Superintelligence and ethics: How will ASIs assess human ethical frameworks?

Will superintelligent AIs agree with humans about ethics and morality? Or might they take a very different stance? And in that case, how should our designs of AIs change?

Consider an anthropologist, Eve, who grew up in one of the world’s leading economies, and attended a distinguished university. She then traveled to spend a number of years studying a newly discovered tribe in a previously remote part of the planet. Let’s call that tribe the Humanos.

Eventually, Eve learns to communicate with members of the Humanos. She observes that they have a fascinating culture, with, she thinks, some quirks as well as wonders. She learns about their unusual dietary restrictions, their rules about intimacy and marriage, their legal system (including capital punishment for some crimes, such as insubordination), and their habit of ritually sacrificing a number of young girls and boys each year on the Spring Equinox.

Eve has brought her own young son with her, to accompany her on her study. Her Humanos hosts tell her: this year, you must offer up your own son as one of the sacrifices. That is the way of the Humanos. It is a profound imperative of the unbroken chain of being from our ancestors long ago, who came from the heavens. Our wisest elders know this to be the fundamentally moral thing to do.

An anthropologist casts a critical eye over her surroundings (*Credit: David Wood via Midjourney*)

How would you react, in such a situation?

At this point, Eve is likely to adopt a critical stance. Rather than accepting the moral code of the Humanos, she will apply her own independent judgment.

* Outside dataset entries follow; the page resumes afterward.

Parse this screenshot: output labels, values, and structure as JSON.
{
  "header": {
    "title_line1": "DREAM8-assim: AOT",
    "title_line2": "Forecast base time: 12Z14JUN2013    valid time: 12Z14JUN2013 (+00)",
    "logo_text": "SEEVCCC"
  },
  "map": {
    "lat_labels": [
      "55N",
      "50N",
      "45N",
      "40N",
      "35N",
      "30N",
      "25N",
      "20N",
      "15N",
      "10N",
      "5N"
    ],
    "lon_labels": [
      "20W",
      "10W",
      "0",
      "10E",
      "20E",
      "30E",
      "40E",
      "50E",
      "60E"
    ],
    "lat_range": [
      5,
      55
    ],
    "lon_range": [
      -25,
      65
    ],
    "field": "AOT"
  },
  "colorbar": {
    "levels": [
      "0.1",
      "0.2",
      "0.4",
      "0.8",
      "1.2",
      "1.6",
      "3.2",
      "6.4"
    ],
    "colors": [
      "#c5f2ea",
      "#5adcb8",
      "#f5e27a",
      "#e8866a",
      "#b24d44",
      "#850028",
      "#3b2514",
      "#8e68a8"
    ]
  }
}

She might reason that the culture of the Humanos may have served various purposes well enough, over the centuries, but that it doesn’t have universal status. After all, the Humanos are a primitive people, ignorant of physics, biology, neuroscience, anthropology, and so on.

Eve may even call in the nearest police force, to bring an abrupt end to the tradition of child sacrifice proudly practiced by the tribespeople. She would have to contend with passionate protests from the Humanos elders, who are sure they know better.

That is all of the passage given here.